Dialysis is a way of replacing kidney function for people who have kidney failure. There are two common types of dialysis; haemodialysis and peritoneal dialysis (Quantrill, 2001). Haemodialysis involves passing a patient’s blood through an artificial kidney where it is cleansed and waste products removed (Lai, 2009). Peritoneal Dialysis involves the use of a thin membrane called Peritoneum in the internal lining of the abdomen to act as an artificial abdomen. CAPD involves the continual draining of fluids into the peritoneal cavity; the fluids are allowed to absorb waste products for a few hours and then drained out.
CAPD can serve all people. In order for people to use it effectively, they have to be trained. Children, adults, people with handicaps such as blindness, learning disabilities, and amputations can all use CAPD (Quantrill, 2001).

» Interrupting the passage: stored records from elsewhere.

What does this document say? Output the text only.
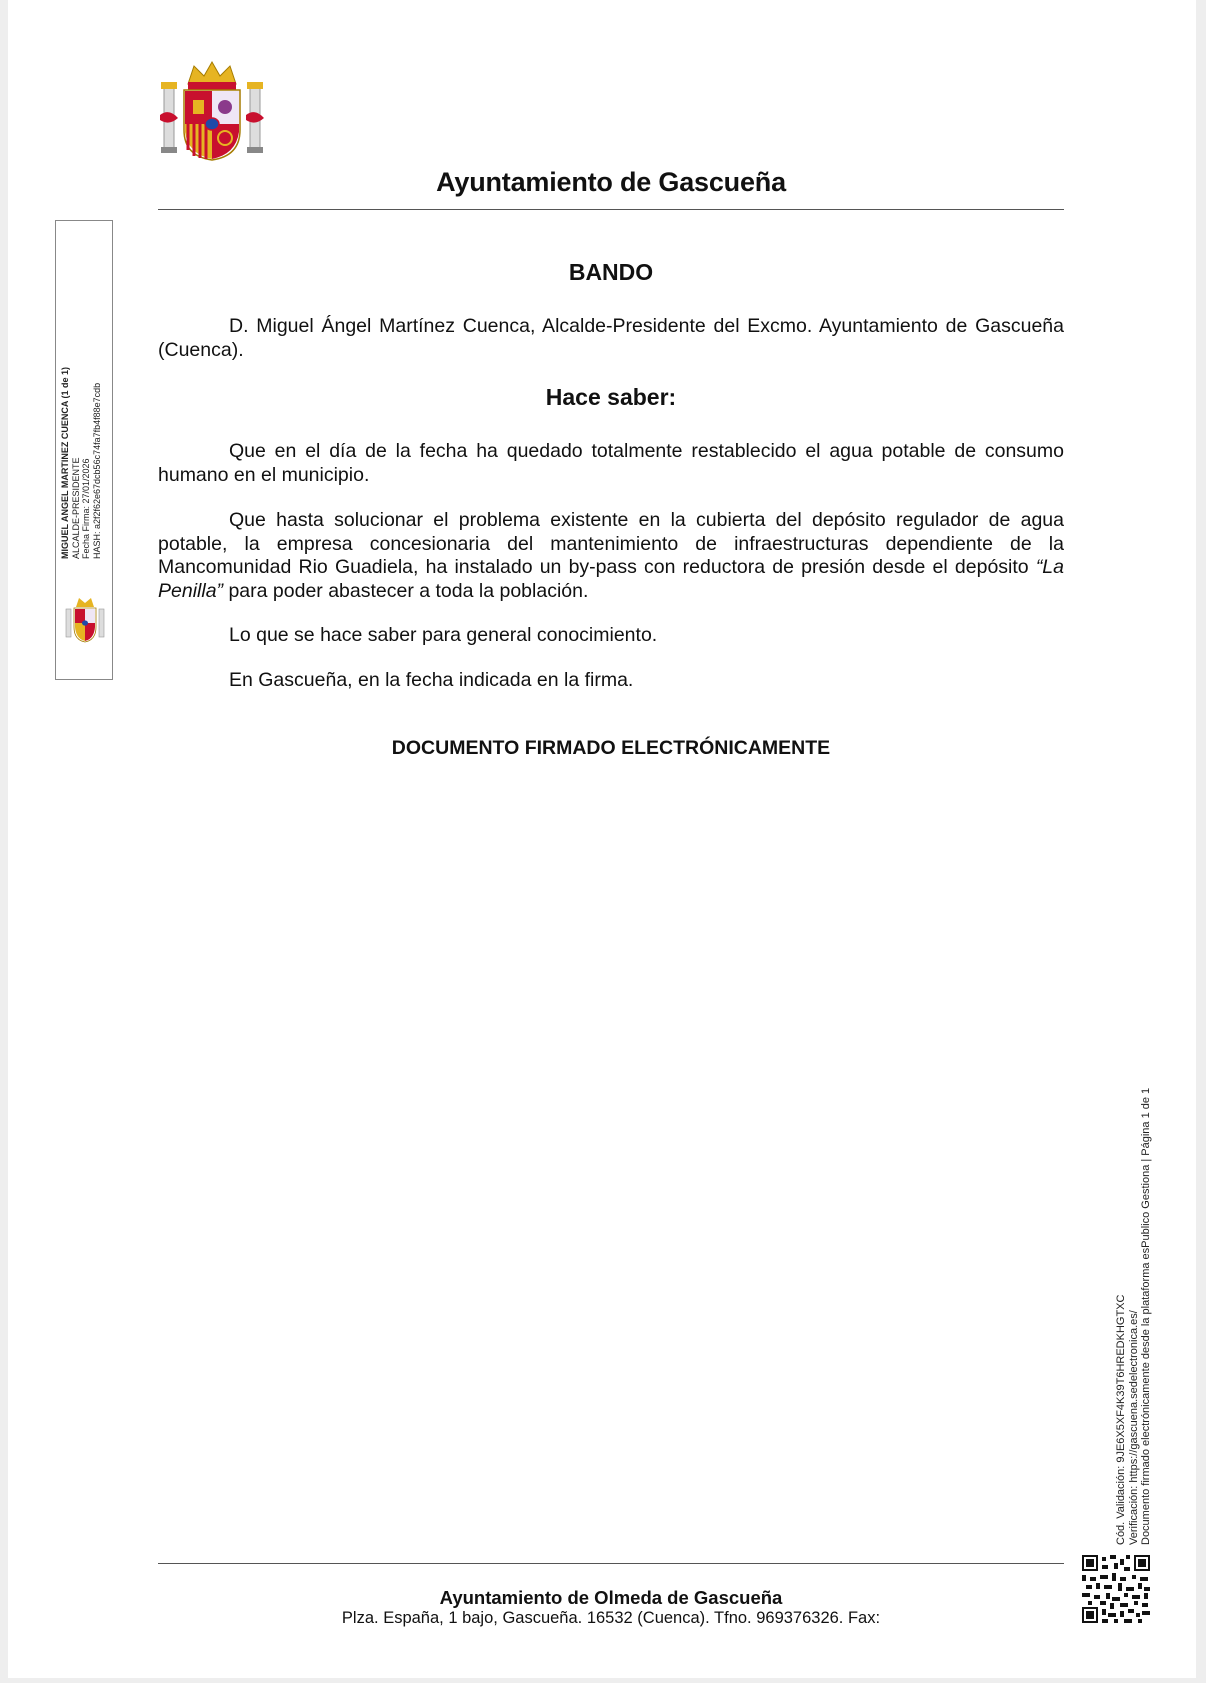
Ayuntamiento de Gascueña
MIGUEL ANGEL MARTINEZ CUENCA (1 de 1) ALCALDE-PRESIDENTE Fecha Firma: 27/01/2026 HASH: a2f2f62e67dcb56c74fa7fb4f88e7cdb
BANDO
D. Miguel Ángel Martínez Cuenca, Alcalde-Presidente del Excmo. Ayuntamiento de Gascueña (Cuenca).
Hace saber:
Que en el día de la fecha ha quedado totalmente restablecido el agua potable de consumo humano en el municipio.
Que hasta solucionar el problema existente en la cubierta del depósito regulador de agua potable, la empresa concesionaria del mantenimiento de infraestructuras dependiente de la Mancomunidad Rio Guadiela, ha instalado un by-pass con reductora de presión desde el depósito “La Penilla” para poder abastecer a toda la población.
Lo que se hace saber para general conocimiento.
En Gascueña, en la fecha indicada en la firma.
DOCUMENTO FIRMADO ELECTRÓNICAMENTE
Cód. Validación: 9JE6X5XF4K39T6HREDKHGTXC Verificación: https://gascuena.sedelectronica.es/ Documento firmado electrónicamente desde la plataforma esPublico Gestiona | Página 1 de 1
Ayuntamiento de Olmeda de Gascueña
Plza. España, 1 bajo, Gascueña. 16532 (Cuenca). Tfno. 969376326. Fax:
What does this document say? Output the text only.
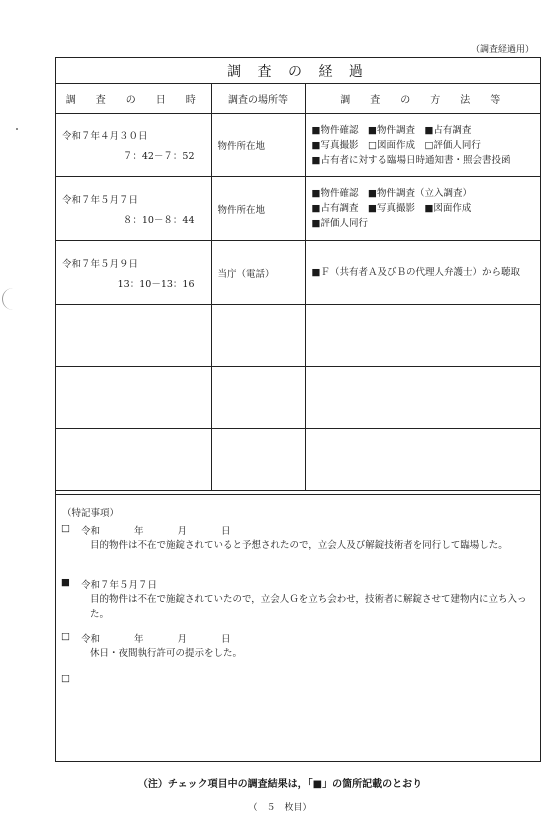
（調査経過用）
調 査 の 経 過
調　査　の　日　時	調査の場所等	調　査　の　方　法　等

令和７年４月３０日
７：42－７：52	物件所在地	■物件確認　■物件調査　■占有調査
■写真撮影　□図面作成　□評価人同行
■占有者に対する臨場日時通知書・照会書投函

令和７年５月７日
８：10－８：44	物件所在地	■物件確認　■物件調査（立入調査）
■占有調査　■写真撮影　■図面作成
■評価人同行

令和７年５月９日
13：10－13：16	当庁（電話）	■Ｆ（共有者Ａ及びＢの代理人弁護士）から聴取

（特記事項）
□ 令和	年	月	日
目的物件は不在で施錠されていると予想されたので，立会人及び解錠技術者を同行して臨場した。
■ 令和７年５月７日
目的物件は不在で施錠されていたので，立会人Ｇを立ち会わせ，技術者に解錠させて建物内に立ち入った。
□ 令和	年	月	日
休日・夜間執行許可の提示をした。
□
（注）チェック項目中の調査結果は，「■」の箇所記載のとおり
（　５　枚目）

The benefits of CAPD include the convenience that someone can do it by himself or herself. Patients can have more control of their schedule. The procedure can be done in about two days and since it is permanent, it can comfortably address the kidney failure problem for a several years (Lai, 2009). One does not need a special room to do it and a bedroom suffices for many people. After the procedure, one can safely resume a normal life and do chores such as bathing, exercising, walking and many more (Quantrill, 2001).
The biggest challenges of CAPD are infections (peritonitis) at the exit site. The exit site is the part of the abdomen through which the catheter comes out of the body. Some people also experience problems with the overnight dwell time. The dextrose present in the dialysis solution can reduce the efficiency of exchange when its gets absorbed into the body (Quantrill, 2001).
The commonest problem with CAPD is infection and patients practicing utmost hygiene and having regular check-ups by qualified medical personnel solve it. In future, the use of a cycler (a machine capable of carrying out dialysis) shall become common as an aid to CAPD.
Lai, K. N. (2009). A practical manual of renal medicine nephrology, dialysis, and transplantation. New Jersey: World Scientific.
Quantrill, S. J. (2001). Peritoneal tuberculosis in patients receiving continuous ambulatory peritoneal dialysis. Nephrology Dialysis Transplantation, 16(5), 1024-1027.